Word of punk spread globally in summer 1977. June 25, NBC's late-night news magazine Weekend ran "The New Elizabethans," a report on England's sensationalized scene. "It is the newest music from the country where Handel composed 'The Messiah,'" intoned anchor Lloyd Dobyns, the screen filling with images of Eddie & the Hot Rods seething through Bob Seger's "Get Out of Denver." "This is punk rock, and its purpose, one observer says, is to promote violence, sex, and destruction – in that order." Visions of safety-pinned kids walking down the King's Road and pogoers ripping down ceiling tiles and electrical wiring to the Damned followed. Sex Pistols manager Malcolm McLaren pontificated from a taxi cab's backseat: "We are, at the moment, in a country that is economically depressed. When you've got 60% of these kids out of work or sitting around or hanging out in the streets, without music that they feel can capture their imagination and inspire them to go forth, you have a whole force that is basically with very little future."
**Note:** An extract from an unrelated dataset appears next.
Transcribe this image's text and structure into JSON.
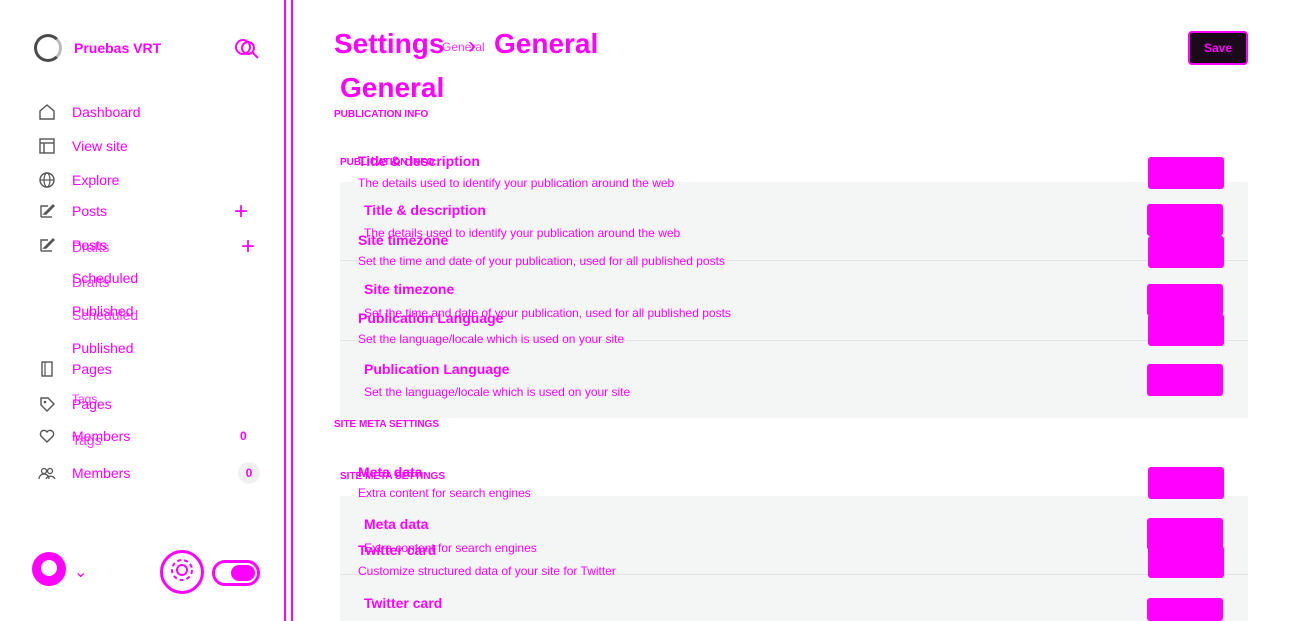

July 11, Time magazine splashed punk across two pages, headlined "Anthems of the Blank Generation." "The music aims for the gut," read the anonymous copy. "Even compared with the more elemental stylings of 1950s rock 'n' roll which it closely resembles, punk rock is a primal scream. The music comes in fast, short bursts of buzz and blast. Some groups have but two or three chord changes at their disposal, occasionally less: Last week at CBGB, a fledgling group set several unofficial records for length of time played without changing chords at all." Surrounding the jaundiced prose: images of Johnny Rotten flipping off the camera, Dead Boys vocalist Stiv Bators writhing on a floor, L.A. art brutarians the Weirdos, and some joker in a suit made of a parachute and raw cuts of meat.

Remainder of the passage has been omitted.